Considering the low price-point for hosting, ANY customer friction is a potential customer-loser for these companies.
GoDaddy’s hosting control center drop-down menus are not alphabetically ordered.
Usability issue #3 – Poor form instructions and label alignment
Forms are the ONLY online tool your potential customers can use to purchase or request your products or services, so poor alignment of form instructions, labels and entry fields are minor yet annoying usability details that should be corrected promptly.
Taleo has a widely-used online application form candidates use to apply for jobs with a company. The Taleo form is quite long, and is often customized based on a company’s needs. However, attention to usability details in form design can slip, meaning the form causes increased cognitive load and decreased performance.
In this example, alignment issues with the email form instructions and label are causing additional cognitive load.
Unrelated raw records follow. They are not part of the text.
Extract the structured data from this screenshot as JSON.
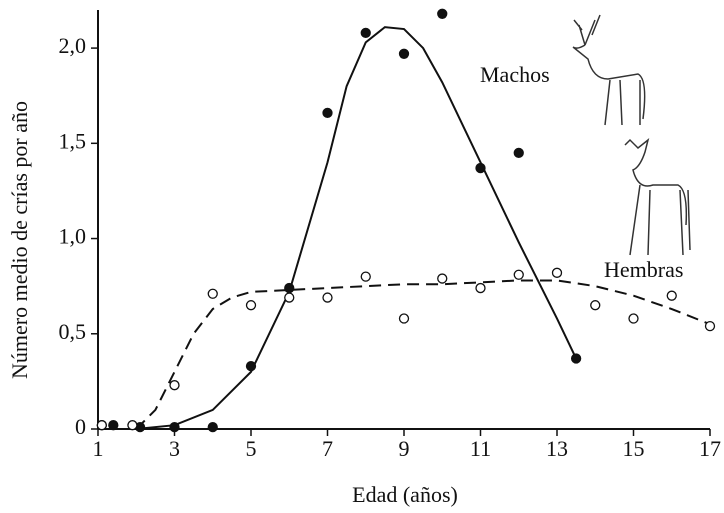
{
  "chart_data": {
    "type": "scatter",
    "xlabel": "Edad (años)",
    "ylabel": "Número medio de crías por año",
    "xlim": [
      1,
      17
    ],
    "xticks": [
      1,
      3,
      5,
      7,
      9,
      11,
      13,
      15,
      17
    ],
    "ylim": [
      0,
      2.2
    ],
    "yticks": [
      {
        "value": 0,
        "label": "0"
      },
      {
        "value": 0.5,
        "label": "0,5"
      },
      {
        "value": 1,
        "label": "1,0"
      },
      {
        "value": 1.5,
        "label": "1,5"
      },
      {
        "value": 2,
        "label": "2,0"
      }
    ],
    "series": [
      {
        "name": "Machos",
        "color": "#111111",
        "marker": "filled",
        "dash": "solid",
        "x": [
          1.1,
          1.4,
          2.1,
          3,
          4,
          5,
          6,
          7,
          8,
          9,
          10,
          11,
          12,
          13.5
        ],
        "values": [
          0.02,
          0.02,
          0.01,
          0.01,
          0.01,
          0.33,
          0.74,
          1.66,
          2.08,
          1.97,
          2.18,
          1.37,
          1.45,
          0.37
        ],
        "curve_x": [
          1,
          2,
          3,
          4,
          5,
          6,
          7,
          7.5,
          8,
          8.5,
          9,
          9.5,
          10,
          11,
          12,
          13,
          13.5
        ],
        "curve_values": [
          0,
          0,
          0.02,
          0.1,
          0.3,
          0.72,
          1.4,
          1.8,
          2.03,
          2.11,
          2.1,
          2.0,
          1.82,
          1.4,
          0.98,
          0.58,
          0.37
        ]
      },
      {
        "name": "Hembras",
        "color": "#111111",
        "marker": "open",
        "dash": "dashed",
        "x": [
          1.1,
          1.9,
          3,
          4,
          5,
          6,
          7,
          8,
          9,
          10,
          11,
          12,
          13,
          14,
          15,
          16,
          17
        ],
        "values": [
          0.02,
          0.02,
          0.23,
          0.71,
          0.65,
          0.69,
          0.69,
          0.8,
          0.58,
          0.79,
          0.74,
          0.81,
          0.82,
          0.65,
          0.58,
          0.7,
          0.54
        ],
        "curve_x": [
          2,
          2.5,
          3,
          3.5,
          4,
          4.5,
          5,
          6,
          7,
          8,
          9,
          10,
          11,
          12,
          13,
          14,
          15,
          16,
          17
        ],
        "curve_values": [
          0,
          0.1,
          0.3,
          0.5,
          0.63,
          0.69,
          0.72,
          0.73,
          0.74,
          0.75,
          0.76,
          0.76,
          0.77,
          0.78,
          0.78,
          0.75,
          0.7,
          0.63,
          0.55
        ]
      }
    ]
  }
}
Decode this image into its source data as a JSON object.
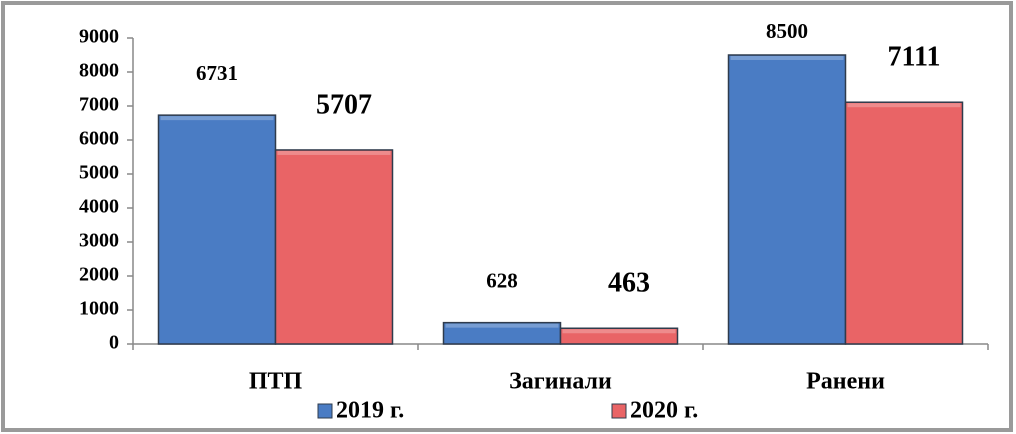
{
  "chart_data": {
    "type": "bar",
    "categories": [
      "ПТП",
      "Загинали",
      "Ранени"
    ],
    "series": [
      {
        "name": "2019 г.",
        "color": "#4a7cc4",
        "values": [
          6731,
          628,
          8500
        ]
      },
      {
        "name": "2020 г.",
        "color": "#e96466",
        "values": [
          5707,
          463,
          7111
        ]
      }
    ],
    "ylim": [
      0,
      9000
    ],
    "yticks": [
      0,
      1000,
      2000,
      3000,
      4000,
      5000,
      6000,
      7000,
      8000,
      9000
    ],
    "legend": "bottom"
  }
}
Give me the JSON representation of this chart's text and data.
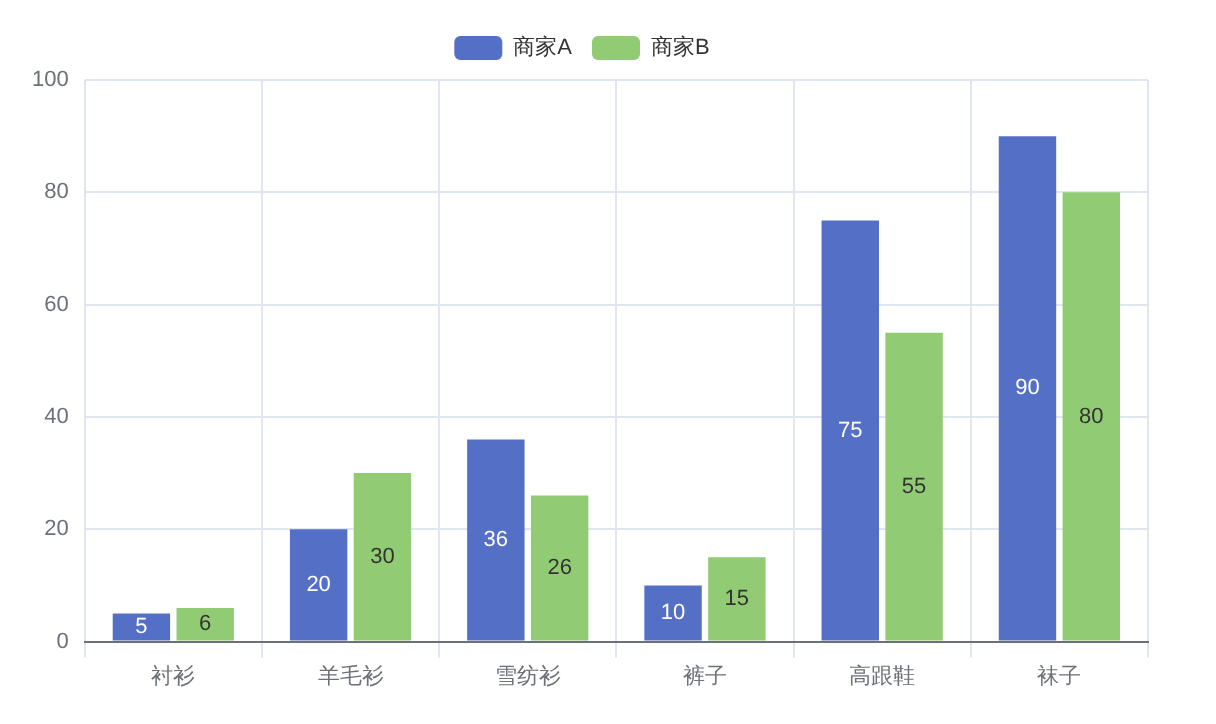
{
  "chart_data": {
    "type": "bar",
    "categories": [
      "衬衫",
      "羊毛衫",
      "雪纺衫",
      "裤子",
      "高跟鞋",
      "袜子"
    ],
    "series": [
      {
        "name": "商家A",
        "color": "#5470c6",
        "values": [
          5,
          20,
          36,
          10,
          75,
          90
        ]
      },
      {
        "name": "商家B",
        "color": "#91cc75",
        "values": [
          6,
          30,
          26,
          15,
          55,
          80
        ]
      }
    ],
    "ylim": [
      0,
      100
    ],
    "yticks": [
      0,
      20,
      40,
      60,
      80,
      100
    ],
    "grid": true,
    "legend": "top",
    "data_labels": true
  }
}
The “Please create your password” instruction is right-aligned and thus displayed to the left above the password field. However, the “Re-type new password” instruction is left-aligned and thus is over the field, and not aligned with the rest of the labels. In addition, it is missing the red “required” asterisk, which will result in an error if the user submits the form without the re-typed password. Finally, note that there are no instructions for password length (which in this case is 6 characters minimum) nor for valid versus non-valid characters.
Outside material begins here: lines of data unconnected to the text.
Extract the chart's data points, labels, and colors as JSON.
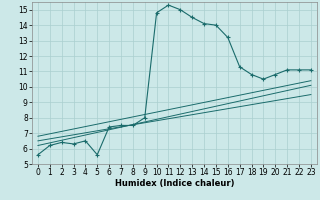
{
  "xlabel": "Humidex (Indice chaleur)",
  "background_color": "#cce8e8",
  "grid_color": "#aacfcf",
  "line_color": "#1a6b6b",
  "xlim": [
    -0.5,
    23.5
  ],
  "ylim": [
    5,
    15.5
  ],
  "yticks": [
    5,
    6,
    7,
    8,
    9,
    10,
    11,
    12,
    13,
    14,
    15
  ],
  "xticks": [
    0,
    1,
    2,
    3,
    4,
    5,
    6,
    7,
    8,
    9,
    10,
    11,
    12,
    13,
    14,
    15,
    16,
    17,
    18,
    19,
    20,
    21,
    22,
    23
  ],
  "main_line_x": [
    0,
    1,
    2,
    3,
    4,
    5,
    6,
    7,
    8,
    9,
    10,
    11,
    12,
    13,
    14,
    15,
    16,
    17,
    18,
    19,
    20,
    21,
    22,
    23
  ],
  "main_line_y": [
    5.6,
    6.2,
    6.4,
    6.3,
    6.5,
    5.6,
    7.4,
    7.5,
    7.5,
    8.0,
    14.8,
    15.3,
    15.0,
    14.5,
    14.1,
    14.0,
    13.2,
    11.3,
    10.8,
    10.5,
    10.8,
    11.1,
    11.1,
    11.1
  ],
  "line2_x": [
    0,
    23
  ],
  "line2_y": [
    6.2,
    10.1
  ],
  "line3_x": [
    0,
    23
  ],
  "line3_y": [
    6.5,
    9.5
  ],
  "line4_x": [
    0,
    23
  ],
  "line4_y": [
    6.8,
    10.4
  ],
  "xlabel_fontsize": 6.0,
  "tick_fontsize": 5.5
}
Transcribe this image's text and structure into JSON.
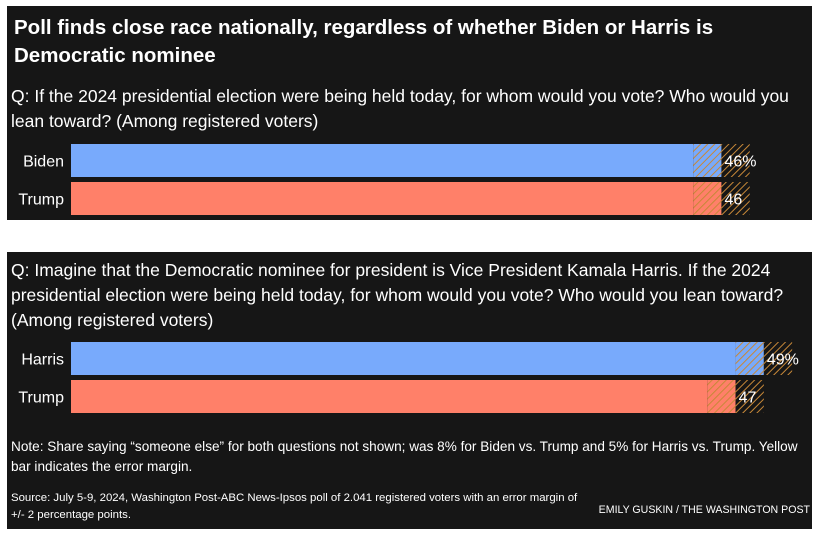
{
  "headline": "Poll finds close race nationally, regardless of whether Biden or Harris is Democratic nominee",
  "colors": {
    "panel_bg": "#161616",
    "democrat": "#78aafc",
    "republican": "#ff8069",
    "error_hatch": "#c78838",
    "text": "#ffffff"
  },
  "chart_data": [
    {
      "type": "bar",
      "orientation": "horizontal",
      "title": "Q: If the 2024 presidential election were being held today, for whom would you vote? Who would you lean toward? (Among registered voters)",
      "categories": [
        "Biden",
        "Trump"
      ],
      "values": [
        46,
        46
      ],
      "value_labels": [
        "46%",
        "46"
      ],
      "error_margin": 2,
      "xlim": [
        0,
        50
      ],
      "colors": [
        "#78aafc",
        "#ff8069"
      ]
    },
    {
      "type": "bar",
      "orientation": "horizontal",
      "title": "Q: Imagine that the Democratic nominee for president is Vice President Kamala Harris. If the 2024 presidential election were being held today, for whom would you vote? Who would you lean toward? (Among registered voters)",
      "categories": [
        "Harris",
        "Trump"
      ],
      "values": [
        49,
        47
      ],
      "value_labels": [
        "49%",
        "47"
      ],
      "error_margin": 2,
      "xlim": [
        0,
        50
      ],
      "colors": [
        "#78aafc",
        "#ff8069"
      ]
    }
  ],
  "note": "Note: Share saying “someone else” for both questions not shown; was 8% for Biden vs. Trump and 5% for Harris vs. Trump. Yellow bar indicates the error margin.",
  "source": "Source: July 5-9, 2024, Washington Post-ABC News-Ipsos poll of 2.041 registered voters with an error margin of +/- 2 percentage points.",
  "credit": "EMILY GUSKIN / THE WASHINGTON POST"
}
Many form developers today use a separate page for registration information, so that errors with the registration do not cause the rest of the form entry process to fail.
Taleo’s candidate application form demonstrates label alignment issues
Usability issue #4 – Poor alignment of or missing Action buttons
Another usability detail is proper alignment and use of primary (“Submit” or “Go” etc.) and secondary action buttons (“Save & Exit” or “Cancel” etc.). The point to having people use forms is to actually have them complete and send them, and so details with action buttons are important.
Using Taleo’s application form again as an example, the form is quite long, asking for full candidate information including address, prior jobs, demographic information and more. Because of the amount of time it may take to complete such a long form, providing the ability for people to save their partially completed form, and return later to finish it could be very important. However no “Save and exit” or related secondary action form is included (potentially because sign-up has not yet occurred).
In addition, clearly separating action buttons from other entry fields is also important, to reduce confusion as to their purpose. As demonstrated below the Taleo form has the “Submit” button placed apparently inside the visual space created by the horizontal lines above and below “Certificates/Licenses.”
Some people may be confused, wondering if the “Submit” button submits the entire form, or the “Certificates/Licenses” information only.
Conclusion: Usability is in the details
The four examples demonstrate typical minor yet annoying usability issues, highlighting the importance of paying attention to detail when creating a user experience. Although these common minor usability issues won’t cause task-failure by themselves, added together the annoyance factor becomes great enough that many users may decide to either not purchase or order the product or service, or to discontinue use of the application or website altogether, meaning lost customers, revenue and a poor Brand reputation.
It’s in each designer’s and developer’s best interest to pay attention to the little details. That’s because usability is in the details, which helps define the success or failure of the website or application.